People with PTSD typically receive treatments ranging from psychotherapy to medication or some combination of the two. Treatments that work for one person may not work for others. Some people need to try different things to find what works for their symptoms. Regardless of treatment options, it is important for people with PTSD to be treated by a mental health professional with experience.
Psychotherapy
The main course of treatment for people with PTSD is psychotherapeutic, meaning it focuses on behavioral components of the person’s life as well as emotional. Psychotherapy is found to be the most consistent when certain types are used consistently over a long period of time.
- Cognitive Behavioral Therapy (CBT): CBT is a type of therapy found to be most effective short and long term as far as results for the individual. Trauma-focused therapy like this kind means the traumatic event is the center of treatment. The focus is on identifying, understanding, and changing patterns so the person can engage in the best treatment possible.
- Exposure therapy: people face and control fears by exposing them to trauma memory they experience while in a safe space. Exposure can mean using mental imagery, writing, or visits that remind them of trauma to certain places.
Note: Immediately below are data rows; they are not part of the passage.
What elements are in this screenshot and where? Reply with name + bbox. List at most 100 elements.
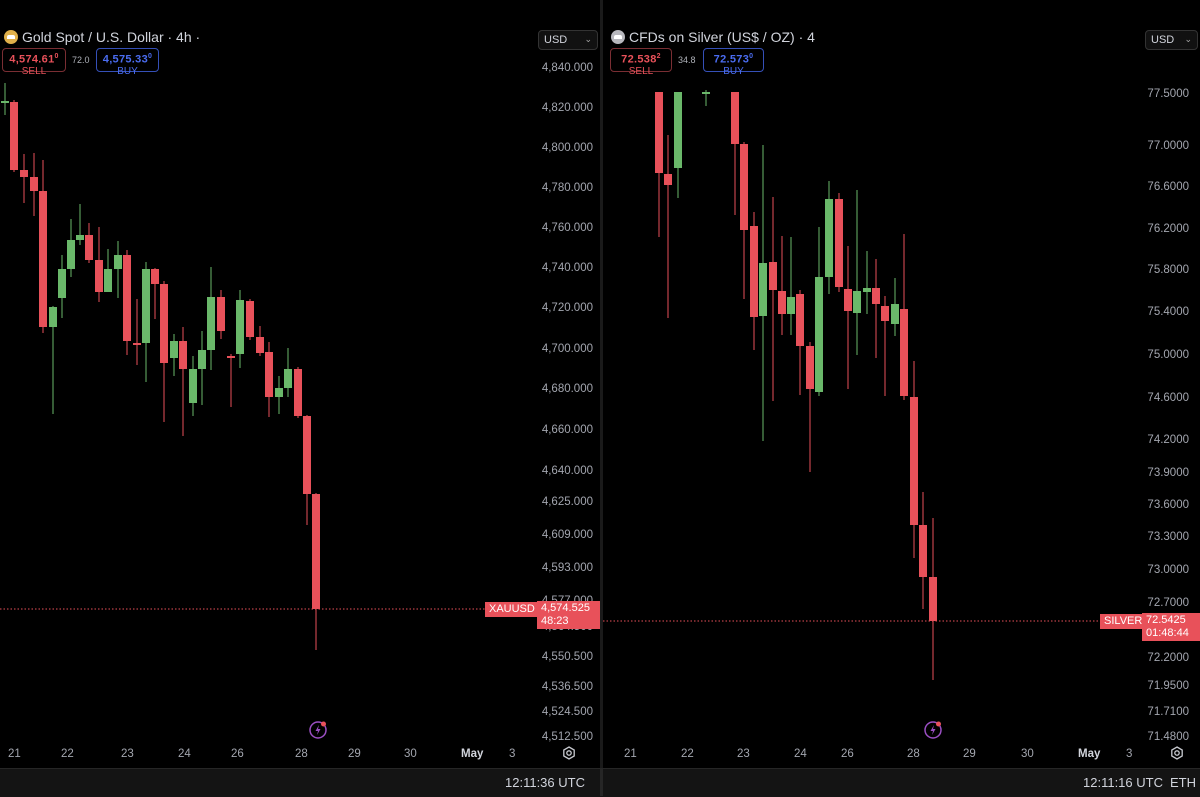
x-axis-tick: 30 bbox=[1021, 748, 1034, 760]
gear-icon[interactable] bbox=[562, 746, 576, 760]
y-axis-tick: 72.2000 bbox=[1147, 652, 1189, 664]
sell-label: SELL bbox=[628, 65, 654, 77]
x-axis-tick: 3 bbox=[1126, 748, 1133, 760]
candle bbox=[655, 92, 663, 173]
candle bbox=[133, 343, 141, 345]
x-axis-tick: 22 bbox=[61, 748, 74, 760]
buy-button[interactable]: 4,575.330 BUY bbox=[96, 48, 159, 77]
candle bbox=[806, 346, 814, 389]
candle bbox=[1, 101, 9, 103]
clock-time[interactable]: 12:11:36 UTC bbox=[505, 775, 585, 790]
candle bbox=[750, 226, 758, 317]
buy-button[interactable]: 72.5730 BUY bbox=[703, 48, 764, 77]
candle bbox=[919, 525, 927, 577]
candle bbox=[123, 255, 131, 341]
chevron-down-icon: ⌄ bbox=[584, 34, 592, 44]
candle bbox=[835, 199, 843, 287]
symbol-title-text: Gold Spot / U.S. Dollar · 4h · bbox=[22, 29, 201, 45]
candle bbox=[863, 288, 871, 292]
symbol-title[interactable]: CFDs on Silver (US$ / OZ) · 4 bbox=[611, 29, 815, 45]
y-axis-tick: 4,640.000 bbox=[541, 465, 593, 477]
candle bbox=[778, 291, 786, 314]
currency-value: USD bbox=[1151, 34, 1175, 46]
buy-label: BUY bbox=[723, 65, 744, 77]
y-axis-tick: 4,740.000 bbox=[541, 262, 593, 274]
x-axis-tick: 28 bbox=[295, 748, 308, 760]
y-axis-tick: 4,800.000 bbox=[541, 142, 593, 154]
candle bbox=[275, 388, 283, 397]
x-axis-tick: 23 bbox=[737, 748, 750, 760]
y-axis-tick: 4,660.000 bbox=[541, 424, 593, 436]
y-axis-tick: 76.2000 bbox=[1147, 223, 1189, 235]
y-axis-tick: 77.0000 bbox=[1147, 140, 1189, 152]
x-axis-tick: 24 bbox=[178, 748, 191, 760]
bar-countdown: 01:48:44 bbox=[1146, 627, 1189, 639]
x-axis-tick: 28 bbox=[907, 748, 920, 760]
x-axis-tick: 26 bbox=[841, 748, 854, 760]
candle bbox=[731, 92, 739, 144]
lightning-alert-icon[interactable] bbox=[923, 720, 943, 740]
candle bbox=[207, 297, 215, 350]
x-axis-tick: May bbox=[461, 748, 484, 760]
candle bbox=[104, 269, 112, 292]
buy-price: 4,575.330 bbox=[102, 53, 153, 66]
y-axis-tick: 4,780.000 bbox=[541, 182, 593, 194]
last-price-tag: 4,574.525 48:23 bbox=[537, 601, 600, 629]
candle bbox=[815, 277, 823, 392]
y-axis-tick: 76.6000 bbox=[1147, 181, 1189, 193]
symbol-price-tag: XAUUSD bbox=[485, 602, 539, 617]
y-axis-tick: 73.3000 bbox=[1147, 531, 1189, 543]
x-axis-tick: 24 bbox=[794, 748, 807, 760]
candle bbox=[85, 235, 93, 260]
buy-label: BUY bbox=[117, 65, 138, 77]
y-axis-tick: 4,820.000 bbox=[541, 102, 593, 114]
candle bbox=[265, 352, 273, 397]
last-price-tag: 72.5425 01:48:44 bbox=[1142, 613, 1200, 641]
candle bbox=[76, 235, 84, 240]
sell-button[interactable]: 72.5382 SELL bbox=[610, 48, 672, 77]
y-axis-tick: 4,720.000 bbox=[541, 302, 593, 314]
y-axis-tick: 4,609.000 bbox=[541, 529, 593, 541]
candle bbox=[702, 92, 710, 94]
candle bbox=[67, 240, 75, 269]
y-axis-tick: 73.0000 bbox=[1147, 564, 1189, 576]
bar-countdown: 48:23 bbox=[541, 615, 569, 627]
buy-price: 72.5730 bbox=[713, 53, 754, 66]
x-axis-tick: 30 bbox=[404, 748, 417, 760]
candle bbox=[284, 369, 292, 388]
last-price-value: 72.5425 bbox=[1146, 614, 1186, 626]
silver-coin-icon bbox=[611, 30, 625, 44]
y-axis-tick: 73.9000 bbox=[1147, 467, 1189, 479]
y-axis-tick: 4,760.000 bbox=[541, 222, 593, 234]
y-axis-tick: 77.5000 bbox=[1147, 88, 1189, 100]
x-axis-tick: 26 bbox=[231, 748, 244, 760]
y-axis-tick: 71.7100 bbox=[1147, 706, 1189, 718]
x-axis-tick: 21 bbox=[624, 748, 637, 760]
y-axis-tick: 74.6000 bbox=[1147, 392, 1189, 404]
symbol-title-text: CFDs on Silver (US$ / OZ) · 4 bbox=[629, 29, 815, 45]
candle bbox=[312, 494, 320, 609]
clock-time[interactable]: 12:11:16 UTC bbox=[1083, 775, 1163, 790]
panel-divider[interactable] bbox=[600, 0, 603, 796]
currency-select[interactable]: USD ⌄ bbox=[1145, 30, 1198, 50]
x-axis-tick: 29 bbox=[348, 748, 361, 760]
lightning-alert-icon[interactable] bbox=[308, 720, 328, 740]
candle bbox=[759, 263, 767, 316]
sell-price: 4,574.610 bbox=[9, 53, 59, 66]
gear-icon[interactable] bbox=[1170, 746, 1184, 760]
candle bbox=[246, 301, 254, 337]
y-axis-tick: 75.0000 bbox=[1147, 349, 1189, 361]
y-axis-tick: 4,700.000 bbox=[541, 343, 593, 355]
gold-chart-panel[interactable]: Gold Spot / U.S. Dollar · 4h · 4,574.610… bbox=[0, 0, 600, 796]
x-axis-tick: 22 bbox=[681, 748, 694, 760]
symbol-title[interactable]: Gold Spot / U.S. Dollar · 4h · bbox=[4, 29, 200, 45]
y-axis-tick: 72.7000 bbox=[1147, 597, 1189, 609]
currency-value: USD bbox=[544, 34, 568, 46]
session-toggle[interactable]: ETH bbox=[1170, 775, 1196, 790]
sell-button[interactable]: 4,574.610 SELL bbox=[2, 48, 66, 77]
silver-chart-panel[interactable]: CFDs on Silver (US$ / OZ) · 4 72.5382 SE… bbox=[603, 0, 1200, 796]
candle bbox=[179, 341, 187, 369]
currency-select[interactable]: USD ⌄ bbox=[538, 30, 598, 50]
candle bbox=[872, 288, 880, 304]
Virtual reality may be used also
- Cognitive Restructuring: this type of intervention helps people make sense of bad memories. It is common for people to feel guilt or shame about parts of their trauma not actually their fault. Cognitive restructuring helps people look at what happened to get a realistic perspective on the trauma. In CPT, a person looks at why the trauma occurred and the impact it has had on their journey.
- Prolonged Exposure (PE): form of CBT that relies more heavily on behavioral therapy techniques to help people approach trauma related memories, situations, and emotions. It helps people void trauma reminders that may help short term but prevents recovery from PTSD. PE uses imaginal exposures, which involves recounting of details of trauma. Research shows support in that PEs effectiveness varies across the spectrum.
- Eye Movement Desensitization and Reprocessing (EMDR): form of therapy involving processing upsetting trauma-related memories, thoughts, and feelings. EMDR asks people to pay close attention to a sound or back and forth movement while thinking about trauma. This treatment is effective for treatment but research has shown the back and forth movement is not active but rather the exposure alone is the treatment component at work.
When looking into other types of treatment for PTSD, there are a few out there, along with medication, but may or may not be as effective. It depends on the person, their overall treatment goals, and how their mental health and addiction or substance use issues are being addressed, if present. These all factor into how well a person is able to cope, and live, with these challenges and stay focused on their overall health moving forward.